Cinéma - Tintin au pays des Hindous

New Delhi — Cinquante ans après Tintin au Tibet, dans lequel le personnage d'Hergé faisait une brève escale à Delhi en route pour Katmandou, le film en 3D de Steven Spielberg a atterri dans les salles indiennes, un mois et demi avant sa sortie pour Noël aux États-Unis.
Succès apparemment garanti pour Le secret de la Licorne, qui a tiré son épingle du jeu contre Rockstar, la grande production bollywoodienne de la semaine. C'est que Tintin fait l'objet d'un véritable culte dans le sous-continent, en particulier au Bengale-Occidental. «Tintin, c'est énorme en Inde, peut-être même plus qu'aux États-Unis», dit une porte-parole de Sony Pictures (India). La chronique Web consacrée à la question par le fameux Soutik Biswas était titrée «L'éternelle histoire d'amour de l'Inde avec Tintin». L'écrivain Vikram Seth (connu chez nous pour son Garçon convenable, publié en 1993) lui rend un éloquent hommage dans The Golden Gate, son premier roman — écrit en vers. Un autre Bengali, l'immense cinéaste Satyajit Ray, accro avoué à Tintin, y a souvent fait référence dans son oeuvre. Il n'y aurait pas une maisonnée qui se respecte à Calcutta (rebaptisée Kolkata en 2001) qui n'ait un exemplaire de l'une de ses 23 aventures. Pour autant, le film de Spielberg sorti en salles vendredi dernier n'a pas été doublé en bengali. Ce sont des doublages en hindi, en tamoul et en télougou qui accompagnent la sortie de la version anglaise.«Je reçois beaucoup de lettres de l'Inde, avait déjà fait remarquer Hergé. Ici, tiens, j'en ai deux qui viennent de Calcutta. Que peut-il bien y avoir en commun entre un gamin de Calcutta et moi-même?» Beaucoup, visiblement.

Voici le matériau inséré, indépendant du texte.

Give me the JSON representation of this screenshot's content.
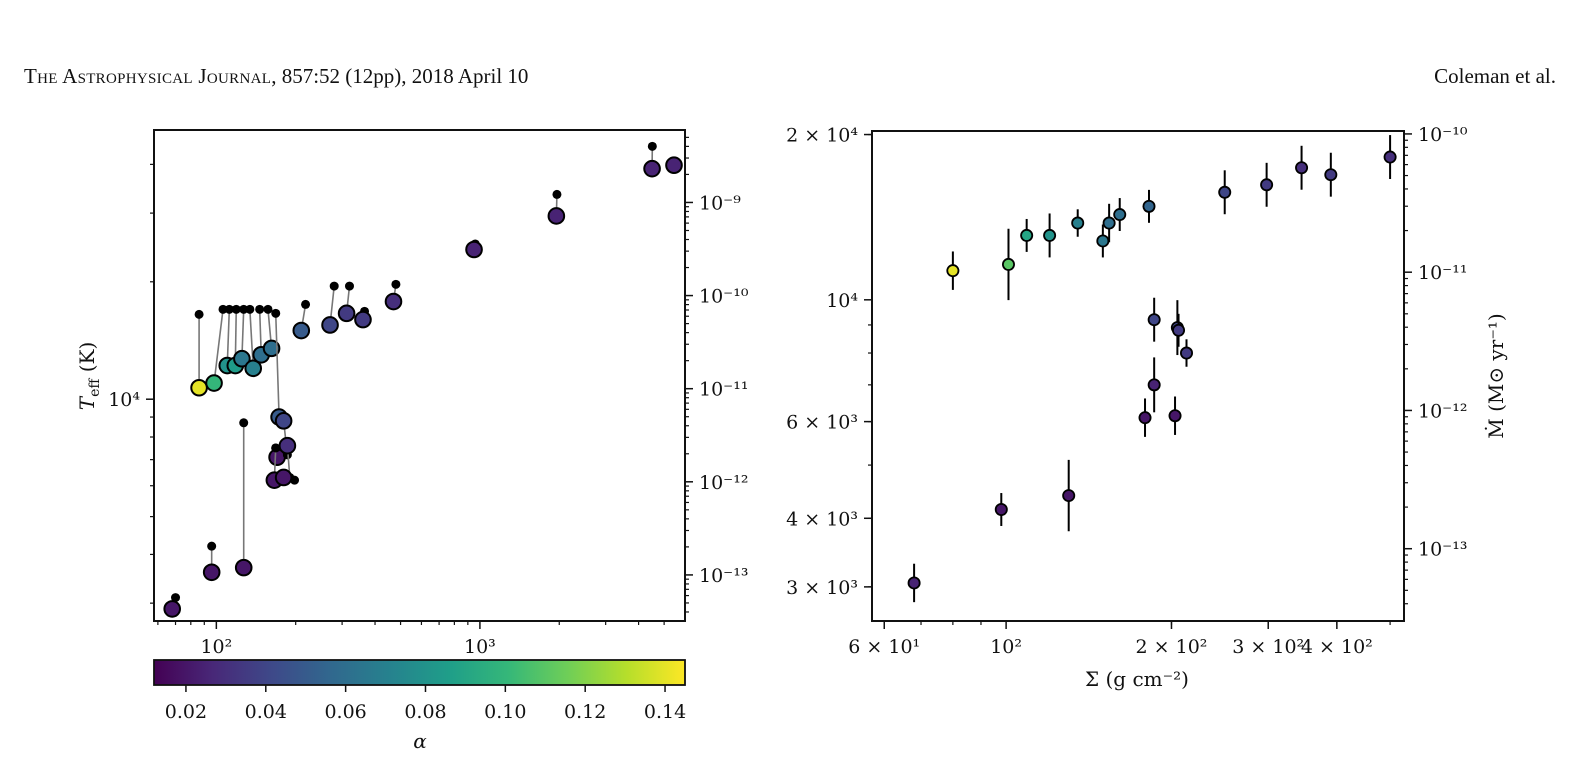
{
  "header": {
    "journal": "The Astrophysical Journal",
    "citation": ", 857:52 (12pp), 2018 April 10",
    "authors": "Coleman et al."
  },
  "colors": {
    "viridis": [
      "#440154",
      "#482878",
      "#3e4989",
      "#31688e",
      "#26828e",
      "#1f9e89",
      "#35b779",
      "#6ece58",
      "#b5de2b",
      "#fde725"
    ]
  },
  "chart_data": [
    {
      "type": "scatter",
      "panel": "left",
      "xscale": "log",
      "yscale": "log",
      "xlim": [
        58,
        6000
      ],
      "ylim": [
        2700,
        49000
      ],
      "right_ylim": [
        3.2e-14,
        6e-09
      ],
      "xticks": [
        {
          "v": 100,
          "label": "10²"
        },
        {
          "v": 1000,
          "label": "10³"
        }
      ],
      "yticks": [
        {
          "v": 10000,
          "label": "10⁴"
        }
      ],
      "right_yticks": [
        {
          "v": 1e-13,
          "label": "10⁻¹³"
        },
        {
          "v": 1e-12,
          "label": "10⁻¹²"
        },
        {
          "v": 1e-11,
          "label": "10⁻¹¹"
        },
        {
          "v": 1e-10,
          "label": "10⁻¹⁰"
        },
        {
          "v": 1e-09,
          "label": "10⁻⁹"
        }
      ],
      "ylabel": "T_eff (K)",
      "colorbar": {
        "label": "α",
        "range": [
          0.012,
          0.145
        ],
        "ticks": [
          "0.02",
          "0.04",
          "0.06",
          "0.08",
          "0.10",
          "0.12",
          "0.14"
        ]
      },
      "points": [
        {
          "x": 68,
          "teff": 2900,
          "alpha": 0.02,
          "x2": 70,
          "y2": 3100
        },
        {
          "x": 96,
          "teff": 3600,
          "alpha": 0.02,
          "x2": 96,
          "y2": 4200
        },
        {
          "x": 127,
          "teff": 3700,
          "alpha": 0.02,
          "x2": 127,
          "y2": 8700
        },
        {
          "x": 86,
          "teff": 10700,
          "alpha": 0.14,
          "x2": 86,
          "y2": 16500
        },
        {
          "x": 98,
          "teff": 11000,
          "alpha": 0.1,
          "x2": 106,
          "y2": 17000
        },
        {
          "x": 110,
          "teff": 12200,
          "alpha": 0.08,
          "x2": 112,
          "y2": 17000
        },
        {
          "x": 118,
          "teff": 12200,
          "alpha": 0.085,
          "x2": 119,
          "y2": 17000
        },
        {
          "x": 125,
          "teff": 12700,
          "alpha": 0.065,
          "x2": 127,
          "y2": 17000
        },
        {
          "x": 138,
          "teff": 12000,
          "alpha": 0.07,
          "x2": 134,
          "y2": 17000
        },
        {
          "x": 148,
          "teff": 13000,
          "alpha": 0.06,
          "x2": 146,
          "y2": 17000
        },
        {
          "x": 162,
          "teff": 13500,
          "alpha": 0.06,
          "x2": 157,
          "y2": 17000
        },
        {
          "x": 173,
          "teff": 9000,
          "alpha": 0.05,
          "x2": 168,
          "y2": 16600
        },
        {
          "x": 170,
          "teff": 7100,
          "alpha": 0.02,
          "x2": 168,
          "y2": 7500
        },
        {
          "x": 166,
          "teff": 6200,
          "alpha": 0.02,
          "x2": 168,
          "y2": 7500
        },
        {
          "x": 180,
          "teff": 8800,
          "alpha": 0.04,
          "x2": 186,
          "y2": 7200
        },
        {
          "x": 186,
          "teff": 7600,
          "alpha": 0.03,
          "x2": 190,
          "y2": 6300
        },
        {
          "x": 180,
          "teff": 6300,
          "alpha": 0.02,
          "x2": 198,
          "y2": 6200
        },
        {
          "x": 210,
          "teff": 15000,
          "alpha": 0.05,
          "x2": 218,
          "y2": 17500
        },
        {
          "x": 270,
          "teff": 15500,
          "alpha": 0.04,
          "x2": 280,
          "y2": 19500
        },
        {
          "x": 312,
          "teff": 16600,
          "alpha": 0.035,
          "x2": 320,
          "y2": 19500
        },
        {
          "x": 360,
          "teff": 16000,
          "alpha": 0.035,
          "x2": 365,
          "y2": 16800
        },
        {
          "x": 470,
          "teff": 17800,
          "alpha": 0.03,
          "x2": 480,
          "y2": 19700
        },
        {
          "x": 950,
          "teff": 24200,
          "alpha": 0.025,
          "x2": 960,
          "y2": 25000
        },
        {
          "x": 1950,
          "teff": 29500,
          "alpha": 0.025,
          "x2": 1960,
          "y2": 33500
        },
        {
          "x": 4500,
          "teff": 39000,
          "alpha": 0.025,
          "x2": 4510,
          "y2": 44500
        },
        {
          "x": 5450,
          "teff": 39800,
          "alpha": 0.025,
          "x2": 5480,
          "y2": 39000
        }
      ]
    },
    {
      "type": "scatter",
      "panel": "right",
      "xscale": "log",
      "yscale": "log",
      "xlim": [
        57,
        530
      ],
      "ylim": [
        2600,
        20300
      ],
      "right_ylim": [
        3e-14,
        1.05e-10
      ],
      "xticks": [
        {
          "v": 60,
          "label": "6 × 10¹"
        },
        {
          "v": 100,
          "label": "10²"
        },
        {
          "v": 200,
          "label": "2 × 10²"
        },
        {
          "v": 300,
          "label": "3 × 10²"
        },
        {
          "v": 400,
          "label": "4 × 10²"
        }
      ],
      "yticks": [
        {
          "v": 3000,
          "label": "3 × 10³"
        },
        {
          "v": 4000,
          "label": "4 × 10³"
        },
        {
          "v": 6000,
          "label": "6 × 10³"
        },
        {
          "v": 10000,
          "label": "10⁴"
        },
        {
          "v": 20000,
          "label": "2 × 10⁴"
        }
      ],
      "right_yticks": [
        {
          "v": 1e-13,
          "label": "10⁻¹³"
        },
        {
          "v": 1e-12,
          "label": "10⁻¹²"
        },
        {
          "v": 1e-11,
          "label": "10⁻¹¹"
        },
        {
          "v": 1e-10,
          "label": "10⁻¹⁰"
        }
      ],
      "xlabel": "Σ (g cm⁻²)",
      "right_ylabel": "Ṁ (M⊙ yr⁻¹)",
      "points": [
        {
          "x": 68,
          "teff": 3050,
          "alpha": 0.025,
          "err": 0.035
        },
        {
          "x": 98,
          "teff": 4150,
          "alpha": 0.02,
          "err": 0.03
        },
        {
          "x": 130,
          "teff": 4400,
          "alpha": 0.02,
          "err": 0.065
        },
        {
          "x": 80,
          "teff": 11300,
          "alpha": 0.14,
          "err": 0.035
        },
        {
          "x": 101,
          "teff": 11600,
          "alpha": 0.11,
          "err": 0.065
        },
        {
          "x": 109,
          "teff": 13100,
          "alpha": 0.09,
          "err": 0.03
        },
        {
          "x": 120,
          "teff": 13100,
          "alpha": 0.08,
          "err": 0.04
        },
        {
          "x": 135,
          "teff": 13800,
          "alpha": 0.07,
          "err": 0.025
        },
        {
          "x": 150,
          "teff": 12800,
          "alpha": 0.065,
          "err": 0.03
        },
        {
          "x": 154,
          "teff": 13800,
          "alpha": 0.06,
          "err": 0.035
        },
        {
          "x": 161,
          "teff": 14300,
          "alpha": 0.06,
          "err": 0.03
        },
        {
          "x": 182,
          "teff": 14800,
          "alpha": 0.055,
          "err": 0.03
        },
        {
          "x": 179,
          "teff": 6100,
          "alpha": 0.02,
          "err": 0.035
        },
        {
          "x": 186,
          "teff": 7000,
          "alpha": 0.025,
          "err": 0.05
        },
        {
          "x": 186,
          "teff": 9200,
          "alpha": 0.04,
          "err": 0.04
        },
        {
          "x": 203,
          "teff": 6150,
          "alpha": 0.02,
          "err": 0.035
        },
        {
          "x": 205,
          "teff": 8900,
          "alpha": 0.04,
          "err": 0.05
        },
        {
          "x": 206,
          "teff": 8800,
          "alpha": 0.035,
          "err": 0.03
        },
        {
          "x": 213,
          "teff": 8000,
          "alpha": 0.035,
          "err": 0.025
        },
        {
          "x": 250,
          "teff": 15700,
          "alpha": 0.04,
          "err": 0.04
        },
        {
          "x": 298,
          "teff": 16200,
          "alpha": 0.035,
          "err": 0.04
        },
        {
          "x": 345,
          "teff": 17400,
          "alpha": 0.03,
          "err": 0.04
        },
        {
          "x": 390,
          "teff": 16900,
          "alpha": 0.035,
          "err": 0.04
        },
        {
          "x": 500,
          "teff": 18200,
          "alpha": 0.03,
          "err": 0.04
        }
      ]
    }
  ]
}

C'est un magazine bengali pour enfants, Anandamela, qui introduit Tintin en Inde pour la première fois dans les années 1970 en langue vernaculaire. Le Tintin bengali obtint un succès instantané. Les ventes sont estimées depuis 1984 à 500 000 exemplaires de chacun des albums. Tintin en hindi n'existe en revanche que depuis un an.
Pour autant, Namrata Joshi, la mordante critique de cinéma d'Outlook, l'un des principaux magazines indiens de langue anglaise, a jugé Le secret de la Licorne de M. Spielberg à peine plus que potable. Elle a retrouvé intacte l'âme d'Hergé dans la première partie, mais considère qu'il vire ensuite au simple film d'action, noyé dans les effets spéciaux. Pas faux.
Par Hergé, Tintin est venu deux fois en Inde. Il passe en coup de vent dans Tintin au Tibet en compagnie du capitaine Haddock. Fait escale à Delhi, va voir le Fort Rouge et le Qutub Minar, visite la vieille ville où le capitaine Haddock se fait malmener par une vache sacrée. Dans Les cigares du pharaon («rempli d'horribles caricatures sur l'Inde», note le chroniqueur Biswas, à la différence de ce que Hergé en avait fait dans Tintin au Tibet), son petit avion s'écrase dans la jungle du sud de l'Inde, où il s'attaque au trafic d'opium.
En 2006, le dalaï-lama remettait d'ailleurs à la Fondation Hergé — en même temps qu'à l'archevêque sud-africain Desmond Tutu! — le prix de la Lumière de vérité, en reconnaissance de la contribution de Tintin au Tibet à faire connaître le pays tibétain. Quelques années plus tôt, la fondation avait demandé le rappel de la traduction chinoise de la bande dessinée pour avoir été coiffée du titre Tintin au Tibet chinois. Les autorités chinoises avaient cédé et rétabli le titre original.